The U.S. government has exacerbated the public perception that the administration is seeking some sort of legal and moral equivalency with the terrorists with the legal opinion on "unlawful combatants" and the so-called "torture memo." (56) In a misguided attempt to change the law to conform to the unprecedented GWOT, the "unlawful combatant" memo (57) created a separate category of Al Qaeda and Taliban detainees captured in Afghanistan, having them inhabit a netherworld between POWs (covered by the GPW) and civilian detainees (protected by the GC). (58) The memorandum, supported by a series of Department of Justice and White House counsel opinions, reasoned that Afghanistan was a "failed state," which was largely in the control of terrorist forces, and unable and unwilling to abide by the law of war. (59) Despite a spirited debate from the State Department and protests from military attorneys, arguing that the Geneva Conventions should be presumptively applied to captives (consistent with long-standing DOD directives), the President signed a decree that Taliban prisoners were not protected under the Geneva Conventions, but were to be treated "humanely," and given the protections, "to the extent appropriate and consistent with military necessity, consistent with the Geneva Conventions of 1949." (60) The net effect of the memorandum was to produce the perception that the Bush Administration was above the law in the GWOT--in effect, the administration adopted Ralph Peter's approach of treating the new "warrior class" under their own asymmetric legal approach.
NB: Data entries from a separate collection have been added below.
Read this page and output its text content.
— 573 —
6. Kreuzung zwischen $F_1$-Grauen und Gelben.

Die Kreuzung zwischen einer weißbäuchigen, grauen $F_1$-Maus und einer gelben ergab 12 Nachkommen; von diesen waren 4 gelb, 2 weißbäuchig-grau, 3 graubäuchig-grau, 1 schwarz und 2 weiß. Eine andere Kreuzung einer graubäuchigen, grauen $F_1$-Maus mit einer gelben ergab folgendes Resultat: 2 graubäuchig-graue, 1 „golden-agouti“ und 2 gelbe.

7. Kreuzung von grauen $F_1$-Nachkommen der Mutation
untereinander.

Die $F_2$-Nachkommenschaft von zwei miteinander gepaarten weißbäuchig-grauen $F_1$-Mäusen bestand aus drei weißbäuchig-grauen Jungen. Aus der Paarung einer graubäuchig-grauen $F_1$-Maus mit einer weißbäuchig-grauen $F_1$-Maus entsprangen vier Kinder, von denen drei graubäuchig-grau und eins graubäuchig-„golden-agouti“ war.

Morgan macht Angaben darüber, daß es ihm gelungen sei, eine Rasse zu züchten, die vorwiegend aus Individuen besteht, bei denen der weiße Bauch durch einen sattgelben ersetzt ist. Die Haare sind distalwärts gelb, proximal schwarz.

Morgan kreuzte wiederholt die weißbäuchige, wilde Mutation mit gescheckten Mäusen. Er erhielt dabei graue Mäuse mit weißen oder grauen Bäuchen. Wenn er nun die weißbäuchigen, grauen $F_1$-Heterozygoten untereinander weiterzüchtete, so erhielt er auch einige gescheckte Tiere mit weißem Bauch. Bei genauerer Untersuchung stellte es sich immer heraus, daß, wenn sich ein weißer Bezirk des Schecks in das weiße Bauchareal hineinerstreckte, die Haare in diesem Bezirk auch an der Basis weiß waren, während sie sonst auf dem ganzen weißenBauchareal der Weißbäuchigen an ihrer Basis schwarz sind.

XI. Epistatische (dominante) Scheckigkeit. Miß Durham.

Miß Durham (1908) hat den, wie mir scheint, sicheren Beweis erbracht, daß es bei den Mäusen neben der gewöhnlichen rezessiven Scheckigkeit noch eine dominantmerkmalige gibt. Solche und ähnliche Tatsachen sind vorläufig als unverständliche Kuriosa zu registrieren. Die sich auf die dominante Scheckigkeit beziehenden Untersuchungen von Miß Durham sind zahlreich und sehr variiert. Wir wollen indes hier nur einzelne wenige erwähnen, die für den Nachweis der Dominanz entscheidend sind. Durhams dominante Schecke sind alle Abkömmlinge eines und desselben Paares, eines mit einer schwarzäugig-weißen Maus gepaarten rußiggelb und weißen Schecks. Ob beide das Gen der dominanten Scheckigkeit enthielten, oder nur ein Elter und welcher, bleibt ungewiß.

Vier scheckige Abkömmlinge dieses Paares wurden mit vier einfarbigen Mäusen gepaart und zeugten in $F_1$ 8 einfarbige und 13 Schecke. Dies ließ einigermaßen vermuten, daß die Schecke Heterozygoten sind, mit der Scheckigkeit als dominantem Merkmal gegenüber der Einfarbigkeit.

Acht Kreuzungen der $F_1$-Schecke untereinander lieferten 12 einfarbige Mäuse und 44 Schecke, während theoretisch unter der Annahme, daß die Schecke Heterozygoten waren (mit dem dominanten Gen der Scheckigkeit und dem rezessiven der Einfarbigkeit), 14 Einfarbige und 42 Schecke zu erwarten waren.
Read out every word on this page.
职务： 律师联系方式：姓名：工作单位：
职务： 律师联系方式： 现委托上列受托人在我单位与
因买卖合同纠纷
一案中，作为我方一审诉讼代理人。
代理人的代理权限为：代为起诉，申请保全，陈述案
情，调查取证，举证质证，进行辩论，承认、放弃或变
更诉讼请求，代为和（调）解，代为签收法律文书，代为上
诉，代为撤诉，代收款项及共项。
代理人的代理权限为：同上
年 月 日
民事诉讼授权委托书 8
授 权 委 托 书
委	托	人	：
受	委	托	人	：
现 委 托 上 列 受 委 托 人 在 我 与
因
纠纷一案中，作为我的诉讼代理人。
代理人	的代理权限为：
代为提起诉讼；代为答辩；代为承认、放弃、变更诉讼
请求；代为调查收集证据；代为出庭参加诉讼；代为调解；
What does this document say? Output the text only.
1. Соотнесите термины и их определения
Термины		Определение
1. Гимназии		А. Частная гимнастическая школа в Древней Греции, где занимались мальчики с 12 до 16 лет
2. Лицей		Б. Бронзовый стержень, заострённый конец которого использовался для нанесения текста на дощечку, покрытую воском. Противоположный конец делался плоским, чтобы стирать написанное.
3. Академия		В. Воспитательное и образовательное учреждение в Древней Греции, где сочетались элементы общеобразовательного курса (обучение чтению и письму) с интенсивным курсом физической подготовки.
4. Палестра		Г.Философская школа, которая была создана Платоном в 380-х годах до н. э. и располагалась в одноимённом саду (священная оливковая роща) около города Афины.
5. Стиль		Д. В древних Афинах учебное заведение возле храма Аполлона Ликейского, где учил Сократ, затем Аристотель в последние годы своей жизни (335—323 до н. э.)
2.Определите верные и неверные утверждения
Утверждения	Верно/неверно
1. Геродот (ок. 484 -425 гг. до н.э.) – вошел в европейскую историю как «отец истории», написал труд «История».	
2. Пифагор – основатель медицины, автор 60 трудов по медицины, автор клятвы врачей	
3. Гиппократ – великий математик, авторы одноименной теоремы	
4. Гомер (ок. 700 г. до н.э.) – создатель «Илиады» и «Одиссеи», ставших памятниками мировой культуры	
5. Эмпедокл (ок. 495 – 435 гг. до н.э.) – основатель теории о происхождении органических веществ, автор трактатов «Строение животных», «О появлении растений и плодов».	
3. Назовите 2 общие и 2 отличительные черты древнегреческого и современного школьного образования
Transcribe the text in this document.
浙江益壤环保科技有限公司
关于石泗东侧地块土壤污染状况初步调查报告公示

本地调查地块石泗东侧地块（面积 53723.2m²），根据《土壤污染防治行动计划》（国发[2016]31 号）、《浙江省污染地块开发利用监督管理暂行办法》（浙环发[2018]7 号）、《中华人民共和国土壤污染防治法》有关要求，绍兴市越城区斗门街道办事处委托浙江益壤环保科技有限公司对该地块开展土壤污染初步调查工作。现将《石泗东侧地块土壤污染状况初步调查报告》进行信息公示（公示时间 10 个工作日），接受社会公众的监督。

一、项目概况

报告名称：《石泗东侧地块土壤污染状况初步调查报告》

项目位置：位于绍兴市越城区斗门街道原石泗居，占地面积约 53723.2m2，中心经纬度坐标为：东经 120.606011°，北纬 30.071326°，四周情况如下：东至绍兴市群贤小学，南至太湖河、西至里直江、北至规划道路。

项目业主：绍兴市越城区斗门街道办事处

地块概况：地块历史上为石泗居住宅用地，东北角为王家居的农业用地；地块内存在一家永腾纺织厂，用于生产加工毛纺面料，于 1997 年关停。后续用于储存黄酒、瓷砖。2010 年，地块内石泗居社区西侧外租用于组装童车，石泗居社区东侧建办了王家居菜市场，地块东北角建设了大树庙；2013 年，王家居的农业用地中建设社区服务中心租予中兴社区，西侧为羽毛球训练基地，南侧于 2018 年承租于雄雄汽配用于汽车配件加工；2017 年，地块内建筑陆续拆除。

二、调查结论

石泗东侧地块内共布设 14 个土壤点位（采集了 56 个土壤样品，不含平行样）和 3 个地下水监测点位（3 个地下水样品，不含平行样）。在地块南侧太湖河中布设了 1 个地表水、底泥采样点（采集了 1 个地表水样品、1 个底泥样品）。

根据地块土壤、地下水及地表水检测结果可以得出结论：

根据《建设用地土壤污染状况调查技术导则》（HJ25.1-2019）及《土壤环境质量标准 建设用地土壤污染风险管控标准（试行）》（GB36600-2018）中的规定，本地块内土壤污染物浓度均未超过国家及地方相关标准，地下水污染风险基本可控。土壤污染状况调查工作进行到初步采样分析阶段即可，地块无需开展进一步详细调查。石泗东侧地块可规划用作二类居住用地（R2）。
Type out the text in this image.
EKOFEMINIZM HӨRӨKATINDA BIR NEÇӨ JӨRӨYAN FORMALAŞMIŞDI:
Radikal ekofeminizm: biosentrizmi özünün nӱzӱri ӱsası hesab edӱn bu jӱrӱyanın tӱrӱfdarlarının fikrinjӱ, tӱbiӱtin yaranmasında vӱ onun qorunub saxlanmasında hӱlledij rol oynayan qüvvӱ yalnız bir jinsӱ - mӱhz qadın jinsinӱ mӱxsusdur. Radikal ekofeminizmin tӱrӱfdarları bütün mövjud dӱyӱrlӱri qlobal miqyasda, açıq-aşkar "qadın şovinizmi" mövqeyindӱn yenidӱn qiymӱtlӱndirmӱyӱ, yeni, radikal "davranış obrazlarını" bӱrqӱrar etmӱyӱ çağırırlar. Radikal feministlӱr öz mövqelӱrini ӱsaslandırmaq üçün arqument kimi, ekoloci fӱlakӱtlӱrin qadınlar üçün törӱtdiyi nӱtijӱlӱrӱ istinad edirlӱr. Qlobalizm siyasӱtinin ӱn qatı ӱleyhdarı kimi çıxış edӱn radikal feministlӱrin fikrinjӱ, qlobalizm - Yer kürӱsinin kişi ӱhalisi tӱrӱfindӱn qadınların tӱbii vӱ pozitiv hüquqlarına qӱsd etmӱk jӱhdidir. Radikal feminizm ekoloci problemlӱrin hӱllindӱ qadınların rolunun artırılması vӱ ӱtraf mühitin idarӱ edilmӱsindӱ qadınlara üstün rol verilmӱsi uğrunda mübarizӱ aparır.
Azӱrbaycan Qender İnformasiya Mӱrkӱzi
The political parsing of international law led to another ill-fated memo, the so-called "torture memo," which opined that physical torture "must be equivalent in intensity to the pain accompanying serious physical injury, such as organ failure, impairment of bodily function, or even death" to violate the torture statute or the Convention on Prevention of Torture. (61) The Office of Legal Counsel, Department of Justice, memo was attempting to interpret the definition of torture under the criminal code, 18 U.S.C., section 2340A, and the Convention Against Torture and Other Cruel, Inhuman and Degrading Treatment; the author, (now) Judge Jay S. Bybee, chose a definition of "the intentional infliction of severe pain or suffering" that has been characterized as a "very aggressive approach." (62) The same issue was addressed, in a more cautious fashion, at the Combined Joint Task Force 7 level, on 13 September 2003, where Lieutenant General Sanchez first approved a series of progressively more aggressive interrogation techniques (to be reserved at his level for final approval), then rescinded the approval in an October 2003 follow-up memo. Lieutenant General Sanchez never actually approved the use of any aggressive techniques, however, in any particular cases. (63) And in one more serendipitous act, which has fueled the conspiracy theorists, Major General Miller (the Commander of Guantanamo) visited Abu Ghraib in the early fall of 2003 to provide advice on how the military police and intelligence officials could work together to increase the output of the interrogation process. Although the Taguba Report (64) [and several subsequent investigations] found no connection between the series of memos, the Miller visit, and the Abu Ghraib maltreatment, the perception persists that a diminution of standards was endorsed through the chain of command. (65)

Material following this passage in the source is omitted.